Ainda de acordo com o IBGE, os matrimônios brasileiros duram, em média, 14 anos. Tempo suficiente para o casal acumular patrimônios que podem levar a discussões judiciais. Para Natália Marques, advogada do escritório Dosso Toledo Advogados, as dúvidas e os conflitos são ainda mais recorrentes em processos que envolvem sociedades empresárias.
Quando um dos cônjuges faz parte de uma sociedade limitada, entende-se que essa pessoa tem participação no capital social da empresa, participação essa que é traduzida em “quotas” com valores patrimoniais. A depender do regime de bens, essas quotas poderão ser divididas no ato do divórcio.

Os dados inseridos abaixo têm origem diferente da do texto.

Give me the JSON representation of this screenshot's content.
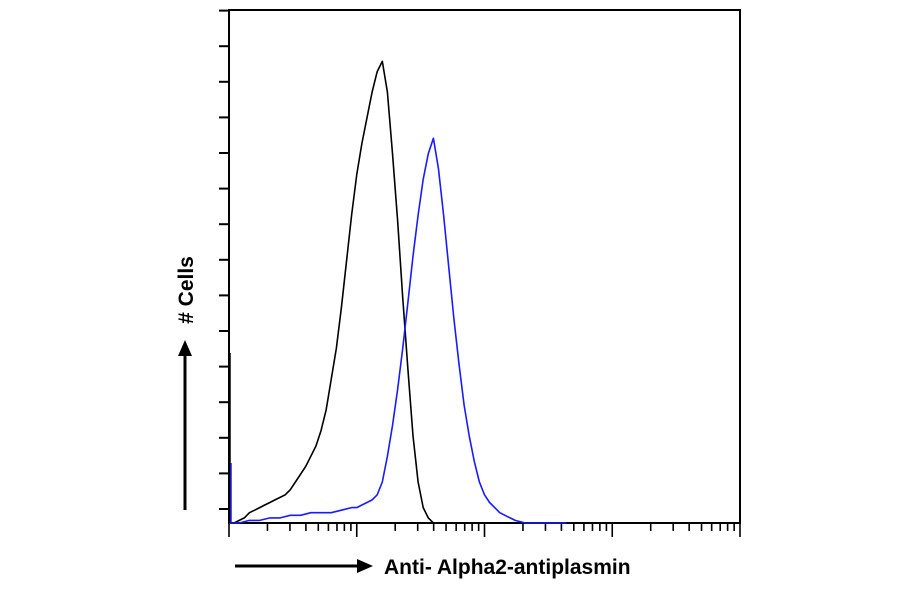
{
  "chart_data": {
    "type": "line",
    "title": "",
    "xlabel": "Anti- Alpha2-antiplasmin",
    "ylabel": "# Cells",
    "x_scale": "log",
    "xlim": [
      0,
      100
    ],
    "ylim": [
      0,
      100
    ],
    "grid": false,
    "legend": "none",
    "series": [
      {
        "color": "#000000",
        "x": [
          0,
          1,
          2,
          3,
          4,
          5,
          6,
          7,
          8,
          9,
          10,
          11,
          12,
          13,
          14,
          15,
          16,
          17,
          18,
          19,
          20,
          21,
          22,
          23,
          24,
          25,
          26,
          27,
          28,
          29,
          30,
          31,
          32,
          33,
          34,
          35,
          36,
          37,
          38,
          39,
          40,
          41,
          42,
          43,
          44,
          45,
          46
        ],
        "y": [
          0,
          0,
          0.5,
          1,
          2,
          2.5,
          3,
          3.5,
          4,
          4.5,
          5,
          5.5,
          6.5,
          8,
          9.5,
          11,
          13,
          15,
          18,
          22,
          28,
          34,
          42,
          51,
          60,
          68,
          74,
          79,
          84,
          88,
          90,
          84,
          72,
          59,
          44,
          30,
          17,
          8,
          3,
          1,
          0,
          0,
          0,
          0,
          0,
          0,
          0
        ]
      },
      {
        "color": "#1a1aff",
        "x": [
          0,
          2,
          4,
          6,
          8,
          10,
          12,
          14,
          16,
          18,
          20,
          22,
          24,
          25,
          26,
          27,
          28,
          29,
          30,
          31,
          32,
          33,
          34,
          35,
          36,
          37,
          38,
          39,
          40,
          41,
          42,
          43,
          44,
          45,
          46,
          47,
          48,
          49,
          50,
          51,
          52,
          53,
          54,
          55,
          56,
          58,
          60,
          62,
          64,
          66
        ],
        "y": [
          0,
          0,
          0.5,
          0.5,
          1,
          1,
          1.5,
          1.5,
          2,
          2,
          2,
          2.5,
          3,
          3,
          3.5,
          4,
          4.5,
          5.5,
          8,
          13,
          19,
          26,
          34,
          43,
          52,
          60,
          67,
          72,
          75,
          69,
          60,
          50,
          40,
          31,
          23,
          17,
          12,
          8,
          5.5,
          4,
          3,
          2,
          1.5,
          1,
          0.5,
          0,
          0,
          0,
          0,
          0
        ]
      }
    ]
  }
}
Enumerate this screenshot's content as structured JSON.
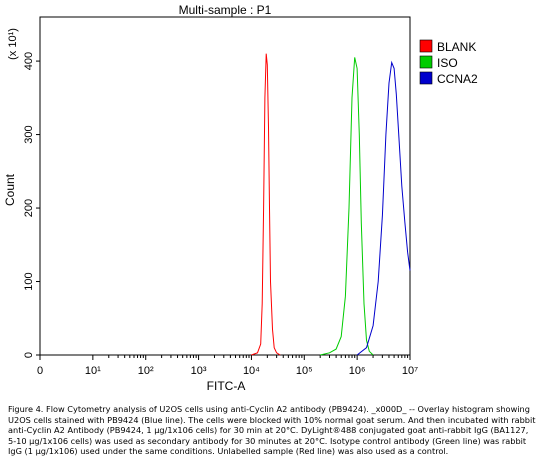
{
  "chart_data": {
    "type": "line",
    "title": "Multi-sample : P1",
    "xlabel": "FITC-A",
    "ylabel": "Count",
    "y_multiplier": "(x 10¹)",
    "x_scale": "log",
    "xlim_decades": [
      0,
      7
    ],
    "ylim": [
      0,
      460
    ],
    "x_ticks": [
      "0",
      "10¹",
      "10²",
      "10³",
      "10⁴",
      "10⁵",
      "10⁶",
      "10⁷"
    ],
    "y_ticks": [
      "0",
      "100",
      "200",
      "300",
      "400"
    ],
    "y_tick_values": [
      0,
      100,
      200,
      300,
      400
    ],
    "grid": false,
    "legend_position": "right",
    "series": [
      {
        "name": "BLANK",
        "color": "#ff0000",
        "x": [
          10000.0,
          13000.0,
          15000.0,
          16000.0,
          17000.0,
          18000.0,
          19000.0,
          20000.0,
          21000.0,
          22000.0,
          23000.0,
          25000.0,
          27000.0,
          30000.0,
          35000.0
        ],
        "y": [
          0,
          3,
          15,
          70,
          200,
          350,
          410,
          395,
          310,
          200,
          100,
          35,
          10,
          3,
          0
        ]
      },
      {
        "name": "ISO",
        "color": "#00cc00",
        "x": [
          200000.0,
          300000.0,
          400000.0,
          500000.0,
          600000.0,
          700000.0,
          800000.0,
          900000.0,
          1000000.0,
          1100000.0,
          1200000.0,
          1350000.0,
          1500000.0,
          1700000.0,
          2000000.0
        ],
        "y": [
          0,
          3,
          8,
          25,
          80,
          200,
          350,
          405,
          390,
          300,
          180,
          70,
          20,
          5,
          0
        ]
      },
      {
        "name": "CCNA2",
        "color": "#0000cc",
        "x": [
          1000000.0,
          1500000.0,
          2000000.0,
          2500000.0,
          3000000.0,
          3500000.0,
          4000000.0,
          4500000.0,
          5000000.0,
          5500000.0,
          6000000.0,
          7000000.0,
          8000000.0,
          9000000.0,
          10000000.0
        ],
        "y": [
          0,
          10,
          40,
          100,
          190,
          300,
          370,
          398,
          390,
          355,
          310,
          230,
          180,
          140,
          115
        ]
      }
    ]
  },
  "figure_caption": "Figure 4. Flow Cytometry analysis of U2OS cells using anti-Cyclin A2 antibody (PB9424). _x000D_ -- Overlay histogram showing U2OS cells stained with PB9424 (Blue line). The cells were blocked with 10% normal goat serum. And then incubated with rabbit anti-Cyclin A2 Antibody (PB9424, 1 μg/1x106 cells) for 30 min at 20°C. DyLight®488 conjugated goat anti-rabbit IgG (BA1127, 5-10 μg/1x106 cells) was used as secondary antibody for 30 minutes at 20°C. Isotype control antibody (Green line) was rabbit IgG (1 μg/1x106) used under the same conditions. Unlabelled sample (Red line) was also used as a control."
}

“Não é difícil vermos casos em que, já antevendo a separação, o cônjuge que é sócio de determinada sociedade faz uso de manobras societárias para tentar ‘diminuir’ o patrimônio que fará parte da partilha”, ressalta Natália. Para evitar o prejuízo pessoal decorrente do divórcio, uma das partes pode, por exemplo, às vésperas da separação, simular sua “saída” da sociedade, de modo que suas quotas não sejam incluídas na partilha. Pode, ainda, tentar fraudar documentos contábeis e informações financeiras com o intuito de demonstrar uma realidade diferente e atribuir um falso valor para essas quotas, mais baixos do que seriam de fato.